In 1863, Collector Hiram Barney appointed Clinch as assistant collector, the collector's chief deputy, and a position which was not filled before or after Clinch's appointment. He remained in this position until retiring in November 1876. Clinch served as acting collector from November 13, 1865, to May 16, 1866, between the suicide of Preston King and appointment of Henry A. Smythe. He resisted the efforts of John Van Buren and other supporters to obtain the collector's position for him, arguing that he did want to lose his independence by becoming a political appointee. A pro-Union Democrat during the American Civil War, when news of Robert E. Lee's surrender reached New York, Clinch informed his staff by marching into the custom house rotunda with an American flag and singing every verse to The Star-Spangled Banner.

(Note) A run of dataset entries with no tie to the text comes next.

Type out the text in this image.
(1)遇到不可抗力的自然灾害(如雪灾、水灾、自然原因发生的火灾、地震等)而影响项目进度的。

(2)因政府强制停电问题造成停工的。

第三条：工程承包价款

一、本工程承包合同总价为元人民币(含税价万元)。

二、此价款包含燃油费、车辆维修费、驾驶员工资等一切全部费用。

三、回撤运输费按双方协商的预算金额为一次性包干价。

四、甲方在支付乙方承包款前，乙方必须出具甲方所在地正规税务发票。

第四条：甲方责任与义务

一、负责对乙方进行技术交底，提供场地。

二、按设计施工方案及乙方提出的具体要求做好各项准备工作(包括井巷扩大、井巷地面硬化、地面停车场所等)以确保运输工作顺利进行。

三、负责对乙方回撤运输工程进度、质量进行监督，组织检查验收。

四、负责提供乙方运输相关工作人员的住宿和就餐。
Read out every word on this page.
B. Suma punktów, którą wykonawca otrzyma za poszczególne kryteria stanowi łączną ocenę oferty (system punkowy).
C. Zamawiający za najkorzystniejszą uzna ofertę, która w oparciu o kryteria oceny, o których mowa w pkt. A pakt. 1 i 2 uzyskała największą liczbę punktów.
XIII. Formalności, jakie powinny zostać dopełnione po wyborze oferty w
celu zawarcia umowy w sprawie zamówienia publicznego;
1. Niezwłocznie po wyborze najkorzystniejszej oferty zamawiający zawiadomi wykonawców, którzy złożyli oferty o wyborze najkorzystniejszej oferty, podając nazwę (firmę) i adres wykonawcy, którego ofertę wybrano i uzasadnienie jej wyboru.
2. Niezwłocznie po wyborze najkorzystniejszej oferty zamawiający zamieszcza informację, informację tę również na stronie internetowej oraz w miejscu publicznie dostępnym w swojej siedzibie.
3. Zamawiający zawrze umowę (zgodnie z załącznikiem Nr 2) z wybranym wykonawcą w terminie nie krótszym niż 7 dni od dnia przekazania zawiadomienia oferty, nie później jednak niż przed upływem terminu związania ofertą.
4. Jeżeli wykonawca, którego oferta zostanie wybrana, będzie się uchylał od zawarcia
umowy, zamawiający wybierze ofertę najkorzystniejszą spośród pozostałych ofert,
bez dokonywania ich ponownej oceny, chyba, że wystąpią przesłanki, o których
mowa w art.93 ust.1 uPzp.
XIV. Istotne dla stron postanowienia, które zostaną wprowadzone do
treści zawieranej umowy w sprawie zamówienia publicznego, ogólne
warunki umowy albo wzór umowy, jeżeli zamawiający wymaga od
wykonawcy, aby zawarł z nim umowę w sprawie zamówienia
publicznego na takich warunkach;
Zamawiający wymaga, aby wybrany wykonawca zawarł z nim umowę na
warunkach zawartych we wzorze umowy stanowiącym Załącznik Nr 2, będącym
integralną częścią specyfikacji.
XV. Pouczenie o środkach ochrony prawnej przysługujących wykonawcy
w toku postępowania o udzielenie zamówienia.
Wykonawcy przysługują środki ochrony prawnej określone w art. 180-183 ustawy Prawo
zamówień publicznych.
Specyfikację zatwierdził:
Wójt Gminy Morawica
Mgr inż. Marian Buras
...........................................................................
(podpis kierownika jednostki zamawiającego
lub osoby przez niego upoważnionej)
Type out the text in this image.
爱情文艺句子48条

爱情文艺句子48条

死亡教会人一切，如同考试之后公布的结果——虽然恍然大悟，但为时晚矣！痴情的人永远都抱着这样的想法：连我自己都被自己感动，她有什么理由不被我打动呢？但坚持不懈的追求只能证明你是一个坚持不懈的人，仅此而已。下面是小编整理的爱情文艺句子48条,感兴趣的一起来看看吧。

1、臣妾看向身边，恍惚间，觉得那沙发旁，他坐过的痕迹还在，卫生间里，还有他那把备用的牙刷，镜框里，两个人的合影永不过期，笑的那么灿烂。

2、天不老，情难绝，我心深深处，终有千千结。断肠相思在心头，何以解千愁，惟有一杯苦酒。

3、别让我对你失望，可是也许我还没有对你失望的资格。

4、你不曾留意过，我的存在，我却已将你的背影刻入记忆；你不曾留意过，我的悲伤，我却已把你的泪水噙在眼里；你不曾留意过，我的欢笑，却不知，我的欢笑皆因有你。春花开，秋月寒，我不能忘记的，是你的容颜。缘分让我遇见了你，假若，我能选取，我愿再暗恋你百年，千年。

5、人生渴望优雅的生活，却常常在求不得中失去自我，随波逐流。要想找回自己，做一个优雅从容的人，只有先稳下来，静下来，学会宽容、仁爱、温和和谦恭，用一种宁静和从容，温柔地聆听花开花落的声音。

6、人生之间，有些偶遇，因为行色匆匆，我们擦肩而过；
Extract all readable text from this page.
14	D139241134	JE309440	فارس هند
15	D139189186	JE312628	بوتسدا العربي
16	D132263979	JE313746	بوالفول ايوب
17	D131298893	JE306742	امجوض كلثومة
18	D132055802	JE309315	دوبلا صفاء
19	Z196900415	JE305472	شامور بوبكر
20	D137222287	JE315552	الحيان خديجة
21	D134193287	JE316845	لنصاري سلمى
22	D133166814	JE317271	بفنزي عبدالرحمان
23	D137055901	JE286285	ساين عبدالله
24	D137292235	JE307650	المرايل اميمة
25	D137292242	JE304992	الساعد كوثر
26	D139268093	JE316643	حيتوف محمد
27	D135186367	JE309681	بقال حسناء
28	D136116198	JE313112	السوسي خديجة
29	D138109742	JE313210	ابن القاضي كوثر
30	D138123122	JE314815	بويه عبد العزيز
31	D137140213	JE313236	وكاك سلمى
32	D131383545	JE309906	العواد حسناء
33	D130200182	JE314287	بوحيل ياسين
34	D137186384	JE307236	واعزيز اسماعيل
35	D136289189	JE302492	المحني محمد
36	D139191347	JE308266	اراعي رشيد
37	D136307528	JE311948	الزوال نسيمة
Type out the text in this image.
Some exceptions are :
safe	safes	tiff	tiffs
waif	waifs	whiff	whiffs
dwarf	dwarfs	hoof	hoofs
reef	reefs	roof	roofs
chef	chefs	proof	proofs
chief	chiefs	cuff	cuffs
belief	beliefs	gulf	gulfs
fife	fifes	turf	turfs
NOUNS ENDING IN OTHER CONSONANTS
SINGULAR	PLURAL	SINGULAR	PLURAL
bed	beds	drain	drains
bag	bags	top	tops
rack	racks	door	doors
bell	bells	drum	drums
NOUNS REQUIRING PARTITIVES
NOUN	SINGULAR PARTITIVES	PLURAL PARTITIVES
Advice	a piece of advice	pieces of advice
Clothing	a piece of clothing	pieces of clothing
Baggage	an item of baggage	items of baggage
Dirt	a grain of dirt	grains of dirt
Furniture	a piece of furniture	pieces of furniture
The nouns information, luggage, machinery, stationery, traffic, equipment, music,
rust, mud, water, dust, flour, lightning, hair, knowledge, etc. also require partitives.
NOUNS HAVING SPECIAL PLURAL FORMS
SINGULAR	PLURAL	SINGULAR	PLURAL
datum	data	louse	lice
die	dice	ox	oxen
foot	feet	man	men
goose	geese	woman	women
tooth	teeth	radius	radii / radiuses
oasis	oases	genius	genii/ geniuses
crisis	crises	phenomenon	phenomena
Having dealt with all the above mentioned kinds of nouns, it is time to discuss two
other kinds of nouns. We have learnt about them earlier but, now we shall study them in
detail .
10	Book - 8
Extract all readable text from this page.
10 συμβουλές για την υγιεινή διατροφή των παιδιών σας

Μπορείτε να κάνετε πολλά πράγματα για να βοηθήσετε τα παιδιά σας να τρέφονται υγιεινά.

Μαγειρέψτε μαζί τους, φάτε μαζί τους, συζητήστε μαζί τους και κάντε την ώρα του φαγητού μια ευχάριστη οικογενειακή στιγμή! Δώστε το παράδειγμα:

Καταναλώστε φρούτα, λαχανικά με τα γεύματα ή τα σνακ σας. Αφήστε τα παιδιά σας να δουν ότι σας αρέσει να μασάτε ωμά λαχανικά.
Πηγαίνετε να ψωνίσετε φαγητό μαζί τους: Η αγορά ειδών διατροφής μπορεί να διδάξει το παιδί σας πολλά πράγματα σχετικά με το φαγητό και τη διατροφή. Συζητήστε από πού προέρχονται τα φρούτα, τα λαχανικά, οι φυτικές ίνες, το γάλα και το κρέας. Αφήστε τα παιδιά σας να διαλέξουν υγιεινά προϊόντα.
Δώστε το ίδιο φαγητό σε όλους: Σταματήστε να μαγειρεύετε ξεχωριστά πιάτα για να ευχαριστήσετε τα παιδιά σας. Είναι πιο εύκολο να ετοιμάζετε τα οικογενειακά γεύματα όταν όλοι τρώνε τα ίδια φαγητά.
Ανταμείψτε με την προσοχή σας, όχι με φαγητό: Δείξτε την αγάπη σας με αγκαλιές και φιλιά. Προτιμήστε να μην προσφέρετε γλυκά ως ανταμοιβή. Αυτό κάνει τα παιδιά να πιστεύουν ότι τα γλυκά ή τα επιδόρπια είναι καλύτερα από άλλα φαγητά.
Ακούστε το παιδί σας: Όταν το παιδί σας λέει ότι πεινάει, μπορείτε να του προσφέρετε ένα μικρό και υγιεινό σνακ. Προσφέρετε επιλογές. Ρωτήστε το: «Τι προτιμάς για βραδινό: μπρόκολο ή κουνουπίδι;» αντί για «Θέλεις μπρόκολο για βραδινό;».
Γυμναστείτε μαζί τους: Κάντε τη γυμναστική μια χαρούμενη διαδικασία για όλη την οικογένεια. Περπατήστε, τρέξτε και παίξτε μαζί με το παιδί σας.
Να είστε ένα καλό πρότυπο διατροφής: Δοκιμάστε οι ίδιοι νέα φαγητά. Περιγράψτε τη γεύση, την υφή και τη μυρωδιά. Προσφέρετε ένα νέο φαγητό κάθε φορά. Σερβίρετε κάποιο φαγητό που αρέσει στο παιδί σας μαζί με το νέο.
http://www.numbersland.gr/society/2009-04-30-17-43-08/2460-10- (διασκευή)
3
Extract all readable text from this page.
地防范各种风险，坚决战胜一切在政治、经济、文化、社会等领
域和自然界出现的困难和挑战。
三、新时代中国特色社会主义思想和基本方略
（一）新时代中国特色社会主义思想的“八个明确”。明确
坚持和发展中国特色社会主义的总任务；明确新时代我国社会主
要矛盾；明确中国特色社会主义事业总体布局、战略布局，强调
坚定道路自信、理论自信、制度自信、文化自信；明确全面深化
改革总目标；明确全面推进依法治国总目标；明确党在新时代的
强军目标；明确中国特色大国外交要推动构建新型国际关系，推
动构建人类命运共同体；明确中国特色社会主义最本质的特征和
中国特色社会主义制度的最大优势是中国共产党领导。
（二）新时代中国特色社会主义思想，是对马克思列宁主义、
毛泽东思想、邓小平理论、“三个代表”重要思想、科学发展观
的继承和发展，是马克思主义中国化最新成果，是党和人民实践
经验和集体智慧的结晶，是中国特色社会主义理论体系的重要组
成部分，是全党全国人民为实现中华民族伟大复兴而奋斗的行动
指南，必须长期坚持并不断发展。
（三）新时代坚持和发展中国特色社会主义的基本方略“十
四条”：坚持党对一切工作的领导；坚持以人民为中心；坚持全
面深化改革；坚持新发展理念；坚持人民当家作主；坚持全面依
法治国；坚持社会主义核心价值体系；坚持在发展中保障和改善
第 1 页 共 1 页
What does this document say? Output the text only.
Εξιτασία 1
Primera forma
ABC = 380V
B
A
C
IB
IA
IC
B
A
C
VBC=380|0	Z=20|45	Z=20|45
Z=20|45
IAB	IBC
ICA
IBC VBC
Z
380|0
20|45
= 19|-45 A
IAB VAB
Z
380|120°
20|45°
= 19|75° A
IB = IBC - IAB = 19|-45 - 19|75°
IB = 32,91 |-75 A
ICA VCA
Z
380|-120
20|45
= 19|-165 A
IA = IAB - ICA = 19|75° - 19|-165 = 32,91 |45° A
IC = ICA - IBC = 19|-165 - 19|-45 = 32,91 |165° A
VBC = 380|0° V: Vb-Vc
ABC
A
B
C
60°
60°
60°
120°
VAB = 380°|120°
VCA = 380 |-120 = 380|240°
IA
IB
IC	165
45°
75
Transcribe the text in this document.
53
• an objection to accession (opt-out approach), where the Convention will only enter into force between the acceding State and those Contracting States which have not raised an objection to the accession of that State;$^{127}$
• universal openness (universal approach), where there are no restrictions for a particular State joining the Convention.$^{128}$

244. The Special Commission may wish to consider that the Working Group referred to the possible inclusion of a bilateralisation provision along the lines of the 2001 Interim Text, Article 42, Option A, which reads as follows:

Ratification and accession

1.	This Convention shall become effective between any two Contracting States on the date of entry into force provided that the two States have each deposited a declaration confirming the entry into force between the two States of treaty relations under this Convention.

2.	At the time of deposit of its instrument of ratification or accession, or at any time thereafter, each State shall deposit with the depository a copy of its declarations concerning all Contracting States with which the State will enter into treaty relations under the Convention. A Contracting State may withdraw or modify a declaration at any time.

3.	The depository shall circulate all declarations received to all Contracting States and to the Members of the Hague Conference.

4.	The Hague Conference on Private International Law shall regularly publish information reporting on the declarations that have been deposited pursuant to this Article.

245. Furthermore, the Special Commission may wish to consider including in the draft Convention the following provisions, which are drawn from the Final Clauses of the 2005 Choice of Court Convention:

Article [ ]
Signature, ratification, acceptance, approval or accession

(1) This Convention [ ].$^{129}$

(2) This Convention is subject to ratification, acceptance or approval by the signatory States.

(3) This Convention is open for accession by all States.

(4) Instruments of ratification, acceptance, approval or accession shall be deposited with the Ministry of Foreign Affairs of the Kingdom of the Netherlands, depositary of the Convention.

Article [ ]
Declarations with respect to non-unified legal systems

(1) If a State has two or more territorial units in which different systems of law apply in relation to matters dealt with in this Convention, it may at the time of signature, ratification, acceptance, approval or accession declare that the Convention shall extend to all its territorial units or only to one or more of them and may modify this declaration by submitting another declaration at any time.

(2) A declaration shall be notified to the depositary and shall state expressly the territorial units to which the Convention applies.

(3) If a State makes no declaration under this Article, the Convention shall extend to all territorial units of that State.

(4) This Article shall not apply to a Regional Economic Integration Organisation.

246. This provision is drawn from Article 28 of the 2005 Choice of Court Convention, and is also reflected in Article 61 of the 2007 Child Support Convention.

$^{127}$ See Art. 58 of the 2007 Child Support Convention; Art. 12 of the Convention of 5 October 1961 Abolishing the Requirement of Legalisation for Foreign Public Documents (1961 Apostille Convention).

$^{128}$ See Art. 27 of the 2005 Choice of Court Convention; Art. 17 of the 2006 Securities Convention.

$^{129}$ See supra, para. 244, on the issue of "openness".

Clinch was a poet and author and maintained a wide circle of literary and artistic friends, including James Gordon Bennett Sr., Thurlow Weed, Fitz-Greene Halleck, and Emma Stebbins. Among his published works were the plays were The Spy, The Avengers Vow, The Expelled Collegians, and The First of May in New York.

==Family==
Clinch was married to Abigail (Abby) Mary Allen (1782-1770). She was the mother of a daughter, Annie (d. 1890), whom Clinch adopted. His sister was Cornelia Mitchell Clinch, who married Alexander Turney Stewart.

==Death and burial==
Clinch died in New York City on December 16, 1880. He was buried at Moravian Cemetery on Staten Island.